Avec les pneus froids, n'oubliez pas de bien vérifier que vous avez payé votre RC tant le contrôle de traction se met en sapin de Noël à la moindre remise des gaz avec un peu d'angle. Même bien chaud, il n'est pas rare d'avoir l'arrière qui dérive, et ce sans être sur le mode Sport ! Bon, il faut dire que peu de motos peuvent se targuer d'offrir un couple aussi phénoménal que la bombe orange.
En mode Sport, la Superduke devient encore plus méchante et permet de sérieuses dérives à l'accélération. L'aiguille du compte tours s'affole et le paysage vous saute carrément aux yeux, le moteur ne semble jamais vouloir s'arrêter. Sauf quand le rupteur met son veto, reste à monter un rapport si vous voulez continuer votre apprentissage de pilote d'avion de chasse !
Par contre, revers de la médaille, la moto devient encore plus pousse-au-crime et les vitesses indiquées par l'écran LCD font peur... Il est dur de rester raisonnable à son guidon, un peu comme si vous deviez partager votre canapé avec Penelope Cruz... difficile dans ces conditions de discuter art contemporain ou littérature. La Superduke devra être amenée sur piste pour offrir le meilleur d'elle-même.

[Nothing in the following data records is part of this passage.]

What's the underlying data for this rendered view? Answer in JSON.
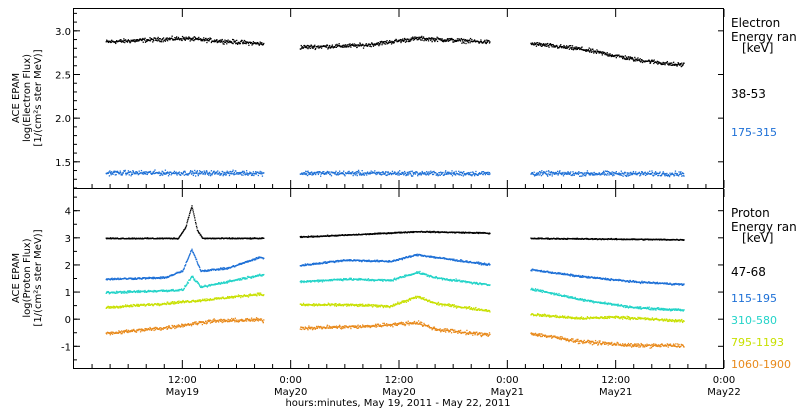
{
  "colors": {
    "frame": "#000000",
    "black": "#000000",
    "blue": "#1c6fd6",
    "cyan": "#22d3c8",
    "yellow": "#c8e000",
    "orange": "#e8891a"
  },
  "chart_data": [
    {
      "type": "scatter",
      "panel": "electron",
      "ylabel": "ACE EPAM",
      "ylabel2": "log(Electron Flux)",
      "ylabel3": "[1/(cm²s ster MeV)]",
      "legend_title": "Electron",
      "legend_title2": "Energy ran",
      "legend_unit": "[keV]",
      "legend_placement": "right",
      "yticks": [
        "3.0",
        "2.5",
        "2.0",
        "1.5"
      ],
      "ylim": [
        1.2,
        3.25
      ],
      "xlim_hours": [
        0,
        72
      ],
      "gaps_hours": [
        [
          21.0,
          25.0
        ],
        [
          46.0,
          50.5
        ]
      ],
      "series": [
        {
          "name": "38-53",
          "color_key": "black",
          "profile": [
            [
              3.5,
              2.88
            ],
            [
              12,
              2.92
            ],
            [
              20.5,
              2.86
            ],
            [
              25,
              2.82
            ],
            [
              32,
              2.84
            ],
            [
              38,
              2.92
            ],
            [
              45.5,
              2.88
            ],
            [
              50.5,
              2.86
            ],
            [
              56,
              2.8
            ],
            [
              62,
              2.68
            ],
            [
              66.5,
              2.62
            ],
            [
              67.5,
              2.62
            ]
          ],
          "noise": 0.035
        },
        {
          "name": "175-315",
          "color_key": "blue",
          "profile": [
            [
              3.5,
              1.38
            ],
            [
              67.5,
              1.37
            ]
          ],
          "noise": 0.04
        }
      ]
    },
    {
      "type": "scatter",
      "panel": "proton",
      "ylabel": "ACE EPAM",
      "ylabel2": "log(Proton Flux)",
      "ylabel3": "[1/(cm²s ster MeV)]",
      "legend_title": "Proton",
      "legend_title2": "Energy ran",
      "legend_unit": "[keV]",
      "legend_placement": "right",
      "yticks": [
        "4",
        "3",
        "2",
        "1",
        "0",
        "-1"
      ],
      "ylim": [
        -1.8,
        4.8
      ],
      "xlim_hours": [
        0,
        72
      ],
      "gaps_hours": [
        [
          21.0,
          25.0
        ],
        [
          46.0,
          50.5
        ]
      ],
      "xlabel": "hours:minutes, May 19, 2011 - May 22, 2011",
      "xticks": [
        {
          "hour": 12,
          "time": "12:00",
          "date": "May19"
        },
        {
          "hour": 24,
          "time": "0:00",
          "date": "May20"
        },
        {
          "hour": 36,
          "time": "12:00",
          "date": "May20"
        },
        {
          "hour": 48,
          "time": "0:00",
          "date": "May21"
        },
        {
          "hour": 60,
          "time": "12:00",
          "date": "May21"
        },
        {
          "hour": 72,
          "time": "0:00",
          "date": "May22"
        }
      ],
      "series": [
        {
          "name": "47-68",
          "color_key": "black",
          "profile": [
            [
              3.5,
              3.0
            ],
            [
              11.5,
              3.0
            ],
            [
              12.3,
              3.4
            ],
            [
              13.0,
              4.2
            ],
            [
              13.6,
              3.3
            ],
            [
              14.2,
              3.0
            ],
            [
              20.5,
              3.0
            ],
            [
              25,
              3.05
            ],
            [
              32,
              3.15
            ],
            [
              38,
              3.25
            ],
            [
              45.5,
              3.2
            ],
            [
              50.5,
              3.0
            ],
            [
              67.5,
              2.95
            ]
          ],
          "noise": 0.03
        },
        {
          "name": "115-195",
          "color_key": "blue",
          "profile": [
            [
              3.5,
              1.5
            ],
            [
              10,
              1.55
            ],
            [
              12,
              1.8
            ],
            [
              13,
              2.6
            ],
            [
              14,
              1.8
            ],
            [
              17,
              1.9
            ],
            [
              20.5,
              2.3
            ],
            [
              25,
              2.0
            ],
            [
              30,
              2.2
            ],
            [
              35,
              2.15
            ],
            [
              38,
              2.4
            ],
            [
              40,
              2.3
            ],
            [
              45.5,
              2.05
            ],
            [
              50.5,
              1.85
            ],
            [
              56,
              1.6
            ],
            [
              62,
              1.4
            ],
            [
              67.5,
              1.3
            ]
          ],
          "noise": 0.05
        },
        {
          "name": "310-580",
          "color_key": "cyan",
          "profile": [
            [
              3.5,
              1.0
            ],
            [
              8,
              1.05
            ],
            [
              12,
              1.1
            ],
            [
              13,
              1.6
            ],
            [
              14,
              1.2
            ],
            [
              20.5,
              1.65
            ],
            [
              25,
              1.4
            ],
            [
              30,
              1.5
            ],
            [
              35,
              1.45
            ],
            [
              38,
              1.75
            ],
            [
              40,
              1.55
            ],
            [
              45.5,
              1.3
            ],
            [
              50.5,
              1.15
            ],
            [
              56,
              0.75
            ],
            [
              62,
              0.45
            ],
            [
              67.5,
              0.35
            ]
          ],
          "noise": 0.06
        },
        {
          "name": "795-1193",
          "color_key": "yellow",
          "profile": [
            [
              3.5,
              0.45
            ],
            [
              10,
              0.6
            ],
            [
              15,
              0.75
            ],
            [
              20.5,
              0.95
            ],
            [
              25,
              0.55
            ],
            [
              30,
              0.55
            ],
            [
              35,
              0.5
            ],
            [
              38,
              0.85
            ],
            [
              40,
              0.6
            ],
            [
              45.5,
              0.35
            ],
            [
              50.5,
              0.2
            ],
            [
              56,
              0.05
            ],
            [
              60,
              0.1
            ],
            [
              67.5,
              -0.05
            ]
          ],
          "noise": 0.07
        },
        {
          "name": "1060-1900",
          "color_key": "orange",
          "profile": [
            [
              3.5,
              -0.5
            ],
            [
              10,
              -0.3
            ],
            [
              15,
              -0.05
            ],
            [
              20.5,
              0.0
            ],
            [
              25,
              -0.3
            ],
            [
              32,
              -0.25
            ],
            [
              38,
              -0.1
            ],
            [
              40,
              -0.35
            ],
            [
              45.5,
              -0.55
            ],
            [
              50.5,
              -0.5
            ],
            [
              56,
              -0.8
            ],
            [
              62,
              -0.95
            ],
            [
              67.5,
              -0.95
            ]
          ],
          "noise": 0.1
        }
      ]
    }
  ]
}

Le freinage est quant à lui irréprochable. Mordant et endurant, il encaisse sans aucun problème les phases de freinage de trappeur. Pour les adeptes du travers de porc, activez le mode supermoto pour vous offrir quelques belles dérives. C'est certain, KTM sait prendre soin de ses clients !
Au niveau des sensations de conduite, on est bien sur une KTM, avec le sentiment d'être assis sur la colonne de direction tant celle-ci est vive et contrôlable. Le ressenti est excellent, c'est un réel plaisir de la faire virevolter de gauche à droite et inversément. Le poids contenu du monstre fait tout son effet, on ne le répétera jamais assez, Light is Right !
Je retiendrais un petit défaut au niveau de l'amortisseur arrière qui avait un peu tendance à "pomper" en mode full gaz. Une petite séance de réglage aurait sûrement permis de venir à bout de ce phénomène, les WP équipant la gamme KTM sont d'excellents éléments.
On n'est pas non plus obligé de rouler poignée soudée avec la SuperDuke. En ville, la moto est agréable, bien aidée par sa maniabilité hors-pair et son couple débordant. On s'extrait du trafic comme une fleur et la position droite permet de bien voir le danger qui arrive de tous les côtés. Cela permet aussi de voir que la SuperDuke ne laisse pas les badauds indifférents, son look et son bruit attirent les regards.
Non, elle n'est pas trop puissante, je ne me suis pas fair peur avec pendant toute la période de l'essai. Sa carrosserie en plastique me plaît aussi, elle correspond au dessin sportif de la moto tout en optimisant le poids. La position de conduite est bien pensée, elle permet un contrôle total de la moto dans un confort satisfaisant.
Toutes ces qualités, mais surtout faire perdre la tête à la majorité des motards, ça a un prix. Un revendeur KTM vous en livrera une contre CHF 19'790.-, mais lorsqu'il vous tendra le catalogue des PowerParts et des PowerWare, prenez garde de ne pas doubler le montant de votre facture.